Yöneltilen bir eleştiri karşısında hemen her çevreden, topluluktan, örgütten sık sık “eleştiri yıkıcı olmamalıdır”  denilir. Kişinin veya bir toplumsal grubun moral değerlerinin bozulmaması anlamında söyleniyorsa, bu belli ölçüye kadar kabul edilebilir. Ancak eleştiri zaten hatalı, zaaflı olan anlayış ve davranışları geriletme, yerine yeni ve doğru olanı koymaksa, doğallıkla zaaflı durum ve duruşlara karşı yıkıcı olmalıdır. Aksi düşünülemez. Eleştiri yanlış ve zaaflı olanı yıkma yok etme temelinde bir eylemdir. Üslubun ve araçların ‘sert’ olması da önemli değildir.

Eleştiri dostane ve samimi içerikte yapılır zaten. Konunun sert dillendirilmesi bu samimiyeti ortadan kaldıramaz. Bu da eleştiri konusunun yani hataların-yanlışların önemine göre değişebilir. Olumlu tepkinin geri dönmesi ve kişilikte kırılma, geri kaçmanın olmaması için üsluba dikkat edilir, anlayış ve davranış ise yıkılıp değiştirilmek üzere ele alınır. Bu yanlış tarifleme ve yönlendirmeye dikkat çekiyoruz. Yani eleştiride yönelim yanlış olanadır, esasta yanlış anlayış ve eylemedir. Kişiyi veya bir kurumu ezme, tahrip etme eleştiri dışı bir şeydir.

İçinde yer aldığımız siyasal örgütlenmeye ve dolayısıyla kendimize yönelttiğimiz eleştirilerde de amaç yanlış olanı, yanlış ve hatalı yapılanı önce kabul etmek ve ettirmek, oradan bir sonuca varmaktır. Eksik ve hatalar, yanlışlar bir kez kabul edilirse, elbette onun yarattığı tahribatlar değerlendirilir ve varsa tek tek bireylerin veya grupların suçları onlar da bir yaptırıma tabi tutulur. Ya da en azından bu hatalar toplum vicdanında mahkum edilir.

Bu sitede yazanlar olarak bizlerin de yaptığımız ve yapmak istediğimiz bu olmuştur. Amaç ortak yaşanmış bir geçmişin tüm yanlarıyla masaya yatırılması, bu geçmişin içinde yer almış bireylerin hata, eksiklik, zaaf ve işlediği suç kapsamındaki olayları deşifre etmektir.
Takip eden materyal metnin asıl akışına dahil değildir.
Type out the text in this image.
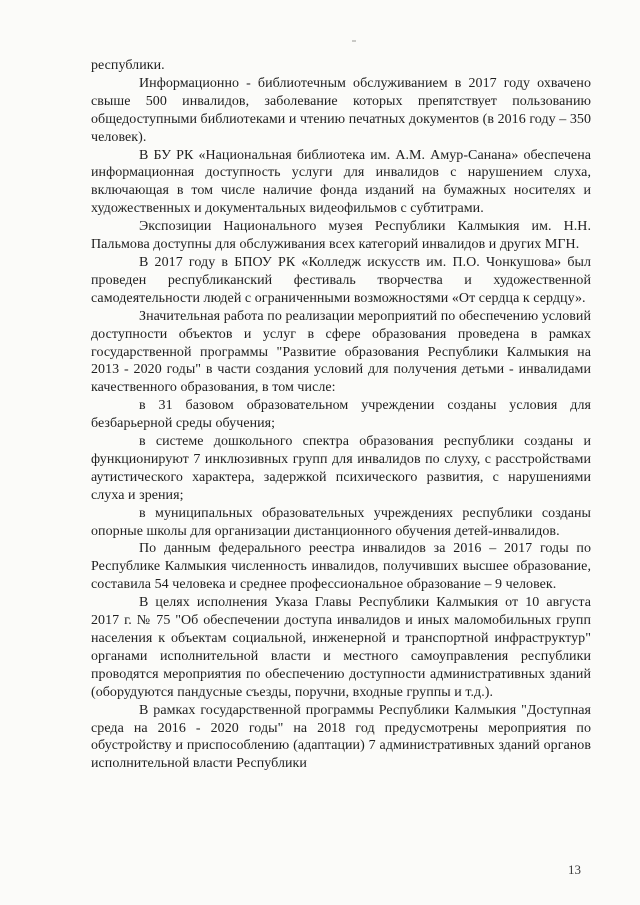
республики.

Информационно - библиотечным обслуживанием в 2017 году охвачено свыше 500 инвалидов, заболевание которых препятствует пользованию общедоступными библиотеками и чтению печатных документов (в 2016 году – 350 человек).

В БУ РК «Национальная библиотека им. А.М. Амур-Санана» обеспечена информационная доступность услуги для инвалидов с нарушением слуха, включающая в том числе наличие фонда изданий на бумажных носителях и художественных и документальных видеофильмов с субтитрами.

Экспозиции Национального музея Республики Калмыкия им. Н.Н. Пальмова доступны для обслуживания всех категорий инвалидов и других МГН.

В 2017 году в БПОУ РК «Колледж искусств им. П.О. Чонкушова» был проведен республиканский фестиваль творчества и художественной самодеятельности людей с ограниченными возможностями «От сердца к сердцу».

Значительная работа по реализации мероприятий по обеспечению условий доступности объектов и услуг в сфере образования проведена в рамках государственной программы "Развитие образования Республики Калмыкия на 2013 - 2020 годы" в части создания условий для получения детьми - инвалидами качественного образования, в том числе:

в 31 базовом образовательном учреждении созданы условия для безбарьерной среды обучения;

в системе дошкольного спектра образования республики созданы и функционируют 7 инклюзивных групп для инвалидов по слуху, с расстройствами аутистического характера, задержкой психического развития, с нарушениями слуха и зрения;

в муниципальных образовательных учреждениях республики созданы опорные школы для организации дистанционного обучения детей-инвалидов.

По данным федерального реестра инвалидов за 2016 – 2017 годы по Республике Калмыкия численность инвалидов, получивших высшее образование, составила 54 человека и среднее профессиональное образование – 9 человек.

В целях исполнения Указа Главы Республики Калмыкия от 10 августа 2017 г. № 75 "Об обеспечении доступа инвалидов и иных маломобильных групп населения к объектам социальной, инженерной и транспортной инфраструктур" органами исполнительной власти и местного самоуправления республики проводятся мероприятия по обеспечению доступности административных зданий (оборудуются пандусные съезды, поручни, входные группы и т.д.).

В рамках государственной программы Республики Калмыкия "Доступная среда на 2016 - 2020 годы" на 2018 год предусмотрены мероприятия по обустройству и приспособлению (адаптации) 7 административных зданий органов исполнительной власти Республики

13
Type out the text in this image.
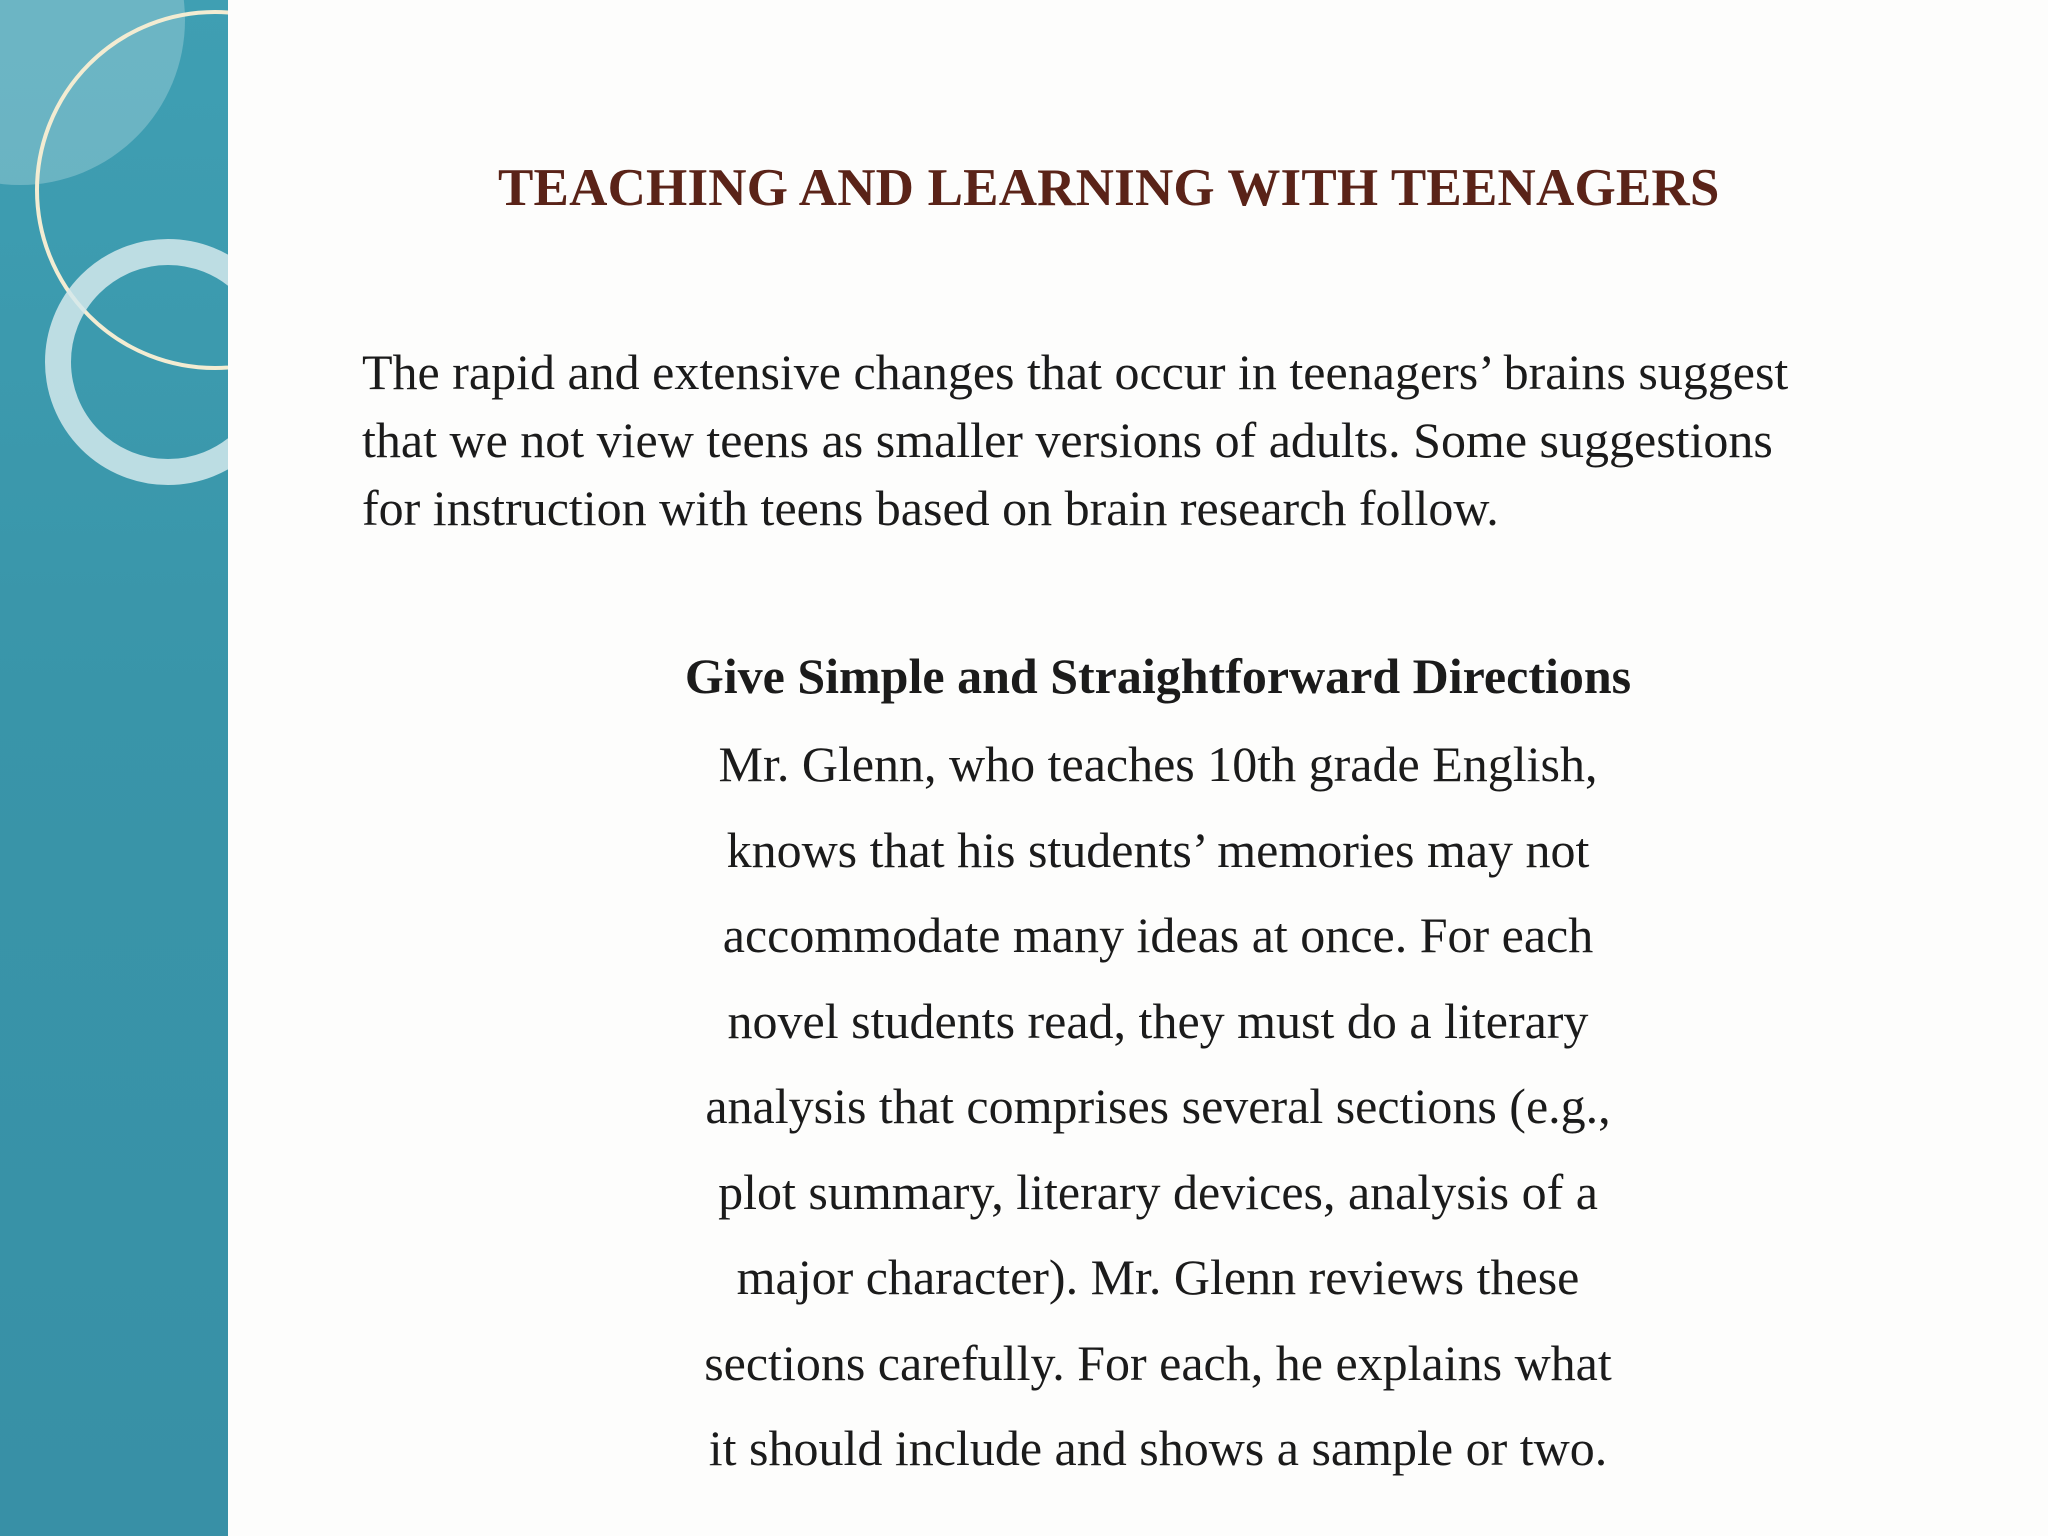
TEACHING AND LEARNING WITH TEENAGERS

The rapid and extensive changes that occur in teenagers’ brains suggest
that we not view teens as smaller versions of adults. Some suggestions
for instruction with teens based on brain research follow.

Give Simple and Straightforward Directions

Mr. Glenn, who teaches 10th grade English,
knows that his students’ memories may not
accommodate many ideas at once. For each
novel students read, they must do a literary
analysis that comprises several sections (e.g.,
plot summary, literary devices, analysis of a
major character). Mr. Glenn reviews these
sections carefully. For each, he explains what
it should include and shows a sample or two.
Bu tartışmanın sonucunda birey ya da grup işlediği suçlardan, yaptığı hata ve eksikliklerden dolayı toplum önünde hesap verebilir ve sorumluluklarını kabul ederse kararı toplumun vicdanına bırakmaktır. Zaten yapılan da bu olmuştur.

Yaşadığımız dört yılı aşkın tartışmadan ortaya çıkardığımız şey, bir tarafın eksik ve hatalarını kabul ederek, bu eksik ve hataların üstüne giderek kendini dönüştürmüş olması, bir tarafın ise, eleştiriyi, uydurma karşı eleştirilerle geçiştirmeye çalışması, işlediği açık sabit suçların üstünü örtmek için yalan ve yanlış ithamlarla gerçeği dile getiren  tarafı susturma metodu izlemiş olmasıdır.
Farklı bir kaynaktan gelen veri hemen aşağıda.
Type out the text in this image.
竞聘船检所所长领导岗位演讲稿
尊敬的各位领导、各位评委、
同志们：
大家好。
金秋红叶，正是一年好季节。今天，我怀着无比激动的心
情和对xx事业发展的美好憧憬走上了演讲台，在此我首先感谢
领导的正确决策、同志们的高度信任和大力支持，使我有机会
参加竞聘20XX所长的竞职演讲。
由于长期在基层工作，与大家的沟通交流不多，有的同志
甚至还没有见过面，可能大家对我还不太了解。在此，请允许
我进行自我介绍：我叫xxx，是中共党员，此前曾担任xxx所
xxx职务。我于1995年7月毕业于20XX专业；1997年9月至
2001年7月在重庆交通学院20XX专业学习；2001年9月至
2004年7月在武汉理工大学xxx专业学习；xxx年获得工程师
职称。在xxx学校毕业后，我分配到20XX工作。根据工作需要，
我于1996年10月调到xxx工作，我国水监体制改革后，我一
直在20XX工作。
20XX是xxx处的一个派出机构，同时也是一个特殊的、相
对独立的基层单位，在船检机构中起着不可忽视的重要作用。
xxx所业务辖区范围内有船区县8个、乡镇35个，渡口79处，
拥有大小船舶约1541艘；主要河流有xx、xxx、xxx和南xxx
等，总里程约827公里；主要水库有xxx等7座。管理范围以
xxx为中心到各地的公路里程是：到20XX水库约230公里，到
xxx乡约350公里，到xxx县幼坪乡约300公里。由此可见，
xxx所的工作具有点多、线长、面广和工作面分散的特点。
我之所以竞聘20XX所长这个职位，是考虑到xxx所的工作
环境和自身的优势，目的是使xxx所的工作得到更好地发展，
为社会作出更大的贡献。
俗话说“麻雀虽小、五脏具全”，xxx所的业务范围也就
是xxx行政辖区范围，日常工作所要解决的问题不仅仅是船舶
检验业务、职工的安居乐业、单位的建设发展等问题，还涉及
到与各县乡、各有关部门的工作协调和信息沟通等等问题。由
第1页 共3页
Bu tartışmayı dışardan izleyenlerin tutumu ise, el altından bizleri destekler gözükürken, toplum önünde sağır ve dilsizi oynamak,  bana dokunmayan yılan bin yaşasın mantığı ile geçiştirmek olmuştur. Çünkü biliyoruz ki, bizim kendi içinde yer aldığımız yapıya ve bu yapının başına çöreklenmiş olan zihniyete yönelttiğimiz eleştiri konuları ve bizim içimizde yaşanan olaylar, işlenen suçlar söz konusu diğer devrimci yapılarda da aynıdır. Bundan dolayı bugün bu yapıların başında yer almaya devam edenlerin susması doğaldır.

Bu tartışmada bize getirilen tek eleştiri „düşmanın eline silah vermek“ eleştirisidir. “söyledikleriniz doğrudur, eksiktir bile ama bunları tartışarak devrimci hareketin düşmanlarının eline silah veriyorsunuz“. Bu tutum « kol kırılır yen içinde kalır » feodal anlayışıdır. Oysa devrimciler haksızlık ve zulüm nereden gelirse gelsin ona karşı tutum almakla yükümlü bir duruş sergilemekle yükümlüdürler.
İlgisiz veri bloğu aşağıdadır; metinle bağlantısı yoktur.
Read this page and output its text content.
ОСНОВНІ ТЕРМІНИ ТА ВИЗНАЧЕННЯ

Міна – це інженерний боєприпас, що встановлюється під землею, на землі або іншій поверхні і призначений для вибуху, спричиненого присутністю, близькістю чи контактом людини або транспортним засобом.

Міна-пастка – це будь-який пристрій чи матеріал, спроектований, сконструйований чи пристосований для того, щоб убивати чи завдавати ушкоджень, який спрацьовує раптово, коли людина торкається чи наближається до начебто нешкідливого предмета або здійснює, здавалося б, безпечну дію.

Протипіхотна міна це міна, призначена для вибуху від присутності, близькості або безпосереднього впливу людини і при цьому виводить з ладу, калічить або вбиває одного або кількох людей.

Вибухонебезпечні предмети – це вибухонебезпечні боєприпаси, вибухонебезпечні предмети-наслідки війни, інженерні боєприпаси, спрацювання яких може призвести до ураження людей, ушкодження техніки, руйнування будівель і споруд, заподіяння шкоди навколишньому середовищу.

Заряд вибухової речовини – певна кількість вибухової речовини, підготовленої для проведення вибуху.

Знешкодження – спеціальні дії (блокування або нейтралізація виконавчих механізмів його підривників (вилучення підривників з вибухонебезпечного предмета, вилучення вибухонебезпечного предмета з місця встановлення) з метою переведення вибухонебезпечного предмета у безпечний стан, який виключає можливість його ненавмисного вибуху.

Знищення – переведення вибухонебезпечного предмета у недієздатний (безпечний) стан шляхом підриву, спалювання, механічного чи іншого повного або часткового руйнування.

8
Feodal,Kapitalist ilişki ve anlayışların bir kültürel veri halinde devrimci saflarda etkili olmasının panzehiri, eleştiri-özeleştiri mekanizmasının içeriğine uygun davranmadır. Özellikle davranış ve kültürel değerlerimiz, bu titizlikle korunabilir ve geliştirilebilir. Başka çaresi yoktur. Yoksa post-modern kültürün yarattığı erozyonların, liberalizmin sulandırmalarının önüne geçilmesi çok zor olur.

 Eleştiriye tahammülsüzlük, örgütlü gruplarda ve bireylerde görülen ciddi bir zaafiyettir. Kesinlikle tedaviye ihtiyaç duyar. Tedavinin yolu, eleştiri ve öz-eleştirinin, devrimci anlamda kavranması ve uygulamasındadır.

 Kişi ve gruplara ait anlayış ve davranışları konu edinen eleştiriler karşısında, muhataplarının eleştiriyi bir şekilde kabullenmeme ve korumacı-tutucu bir mantıktan hareketle eleştirinin işlevini boşa çıkarma tutumları sergileme davranışı üzerinde durmakta yarar var.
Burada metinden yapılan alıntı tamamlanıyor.